The sixth paragraph begins on a rather ironic note, the girls concern is for a person who may have been hurt but we rapidly realise that this person was, in fact, her. Paragraphs seven and eight deal with the girls journey, the reasons for telling Mrs Matthews herself and the dreamlike quality brought to the story. In these two paragraphs the reader begins to realise that all is not as it seems. The dreamlike quality of the paragraph increases as the girl realises ‘she must have been walking really fast’ which is described as ‘surprising’, the fact that Sybil granger does not see her and the roads seeming shorter than usual also contribute to this feeling. The eighth paragraph ends on a haunting note, (‘hollow echoing sound’).

The ninth paragraph begins with the word ‘extraordinary’ a clue to the reader that there is something unusual and out of the ordinary going on. In this way the reader becomes aware of something strange at the same time as the girl. The reader begins to realise the way in which the story is progressing when we are told that the girl hears something like ‘Togo’s menacing growl’. Also the lack of ‘tender spots’ that could have explained the sound lead the reader to trust what she seems to hear.

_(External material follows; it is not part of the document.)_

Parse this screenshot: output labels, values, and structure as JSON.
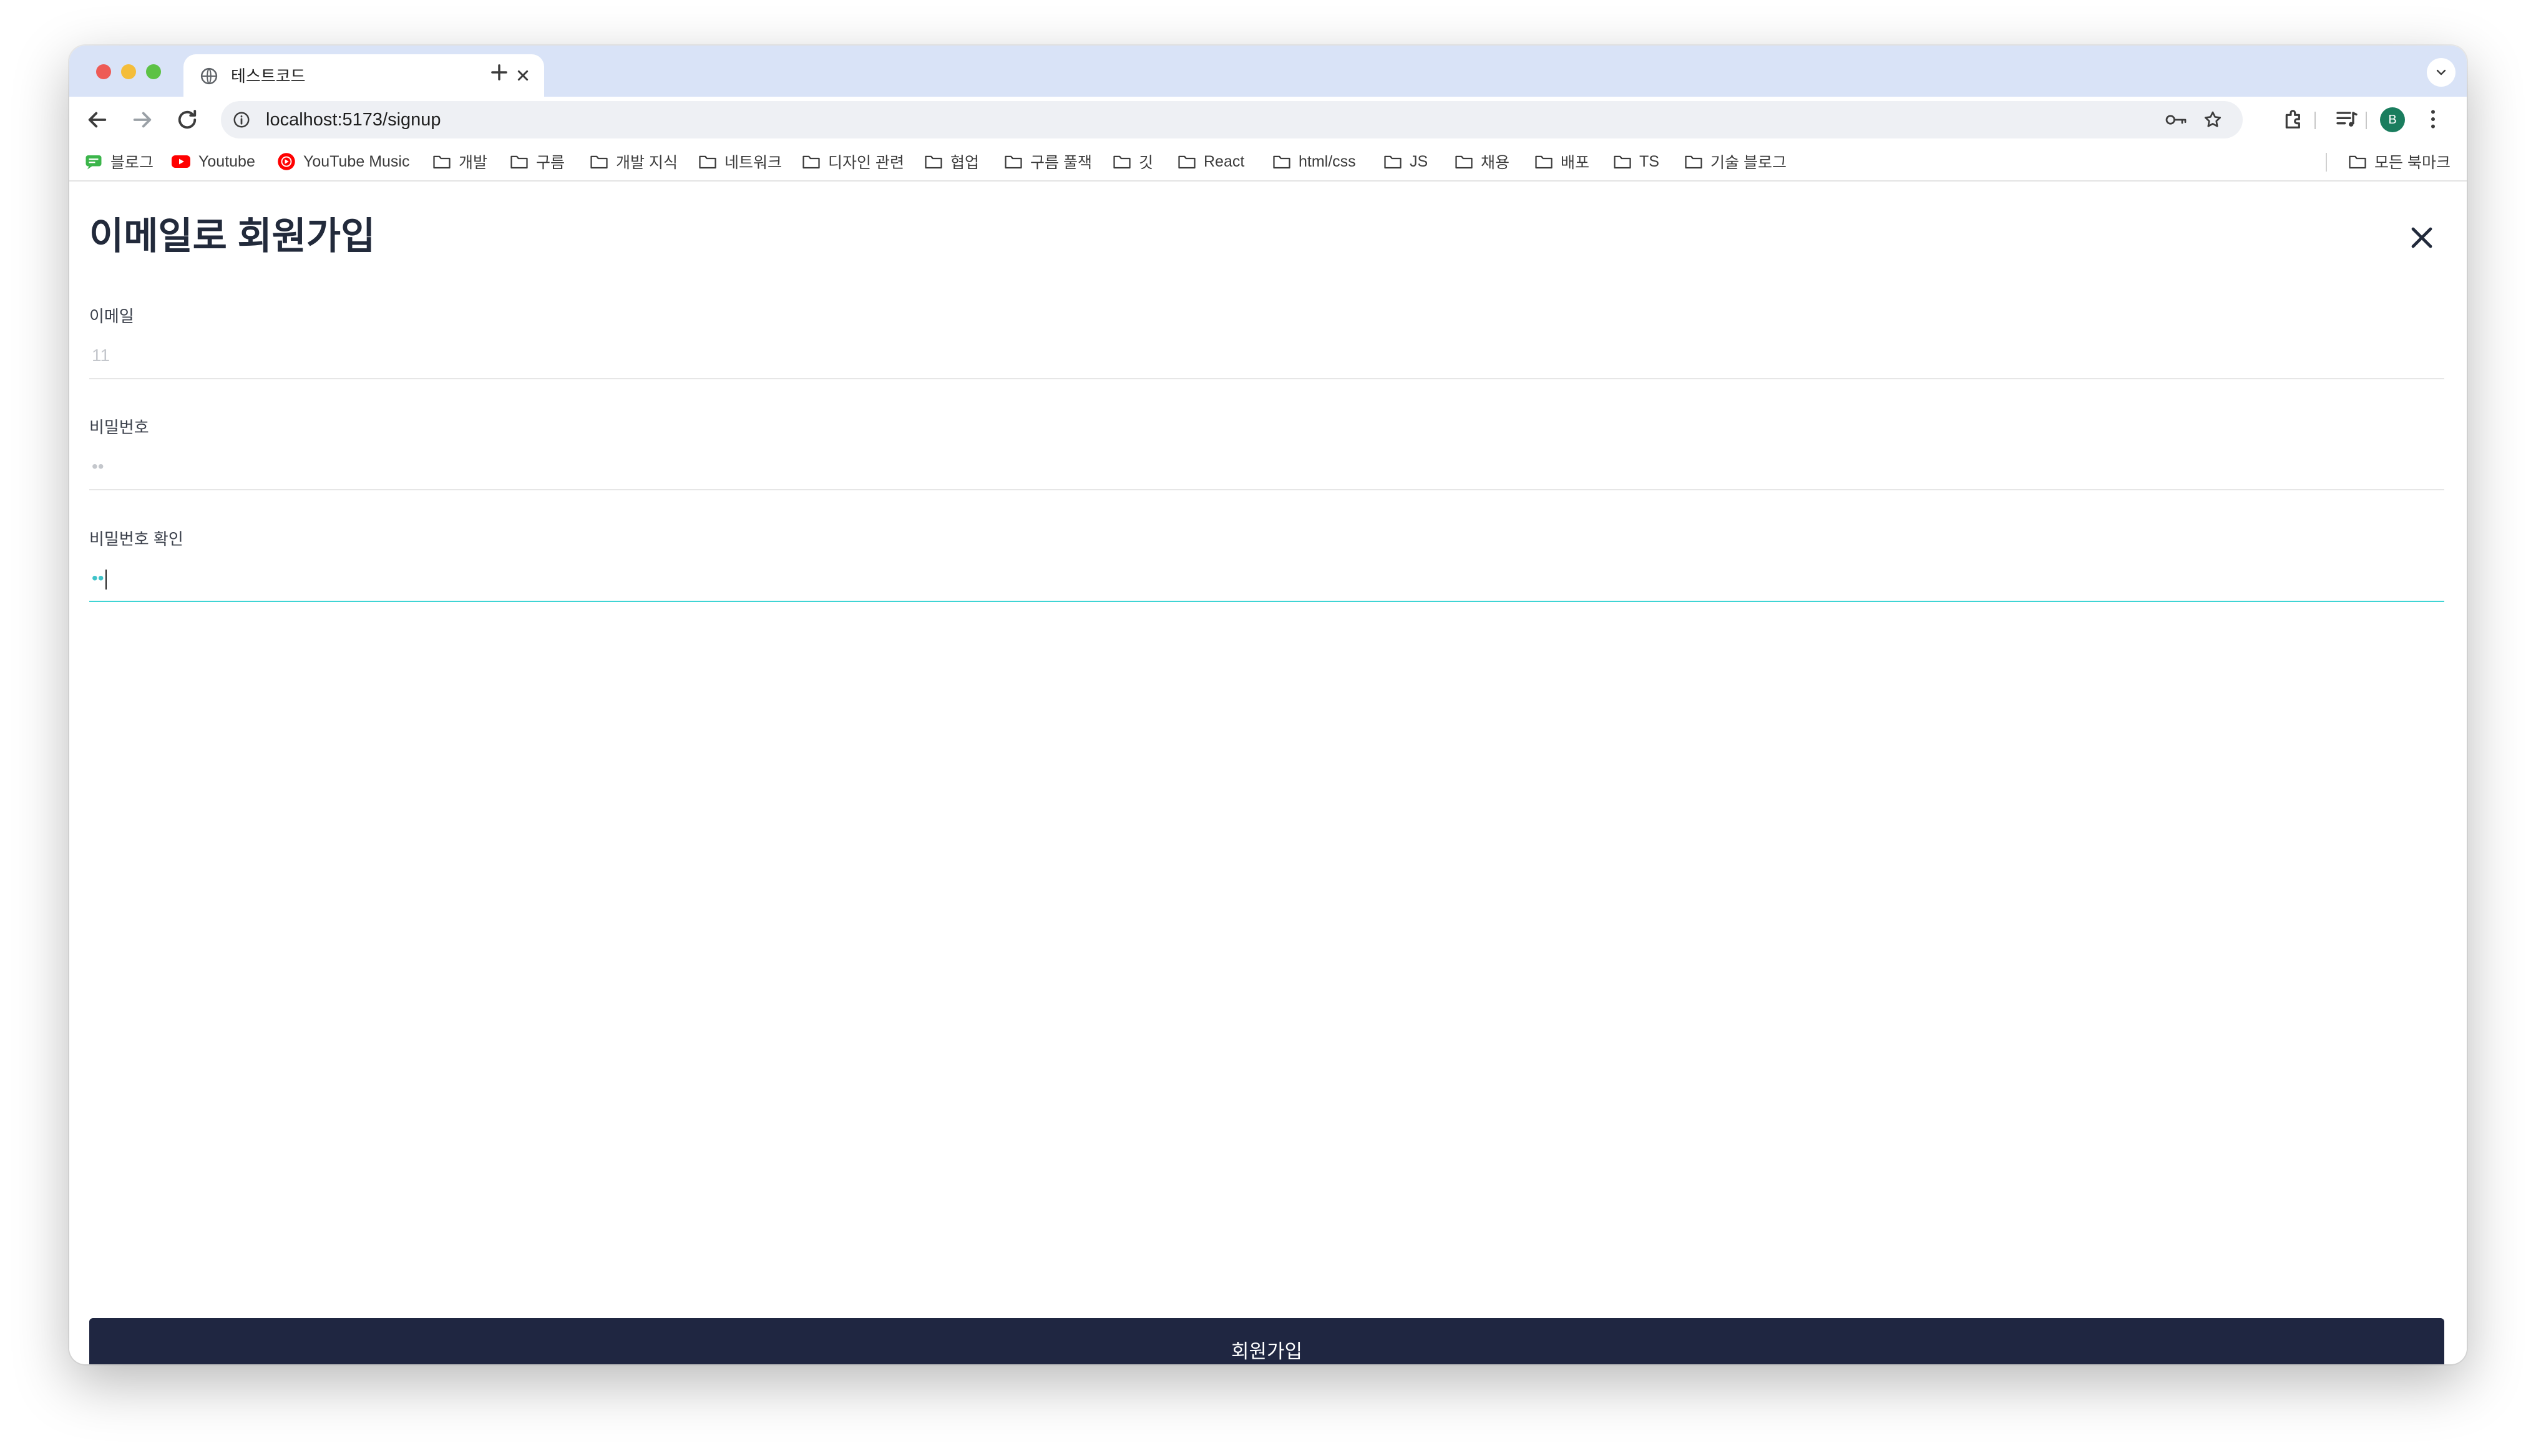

Our beliefs are confirmed in the tenth passage, the fact that Mrs Matthews is unable to see her (‘she asked nothing…going in the street’). The cliff- hanger ending begins to build up suspense once again, keeping the reader interested.

The eleventh and twelfth paragraphs focus mainly on Togo. We see him in a different light (‘trembling’ and ‘shrinking’). This adds to the reader’s belief that the girl is, in fact, a ghost. This change in behaviour in Togo adds to the confusion of these paragraphs in which there is still some doubt in the mind of the reader as to the reality of the girl.

The final passage dispels any doubt as to the girl’s reality. Confirmation of her death is given by Mrs Matthews who says ‘whatever’s the matter with you Togo? Think you’re seeing a ghost?’

I feel that although when this was first published it was probably seen as an unconventional ghost story, now as we experience a wide variety of ghost stories through film and television it is slightly less unconventional. The uses of speed, language and tension are very similar to some of the early ghost stories, weather being used as a way of setting a mood is very Emily Bronte in style and shows very little unconventiality. There is always a doubt as to the girls reality but almost as soon as the crash happens the way in which the story progresses seems almost childlike in its simplicity. I feel that had this story been written a significantly long time ago it could be described as unconventional for that period, however in today’s society there seems very little to differentiate it from every other ghost story of this period.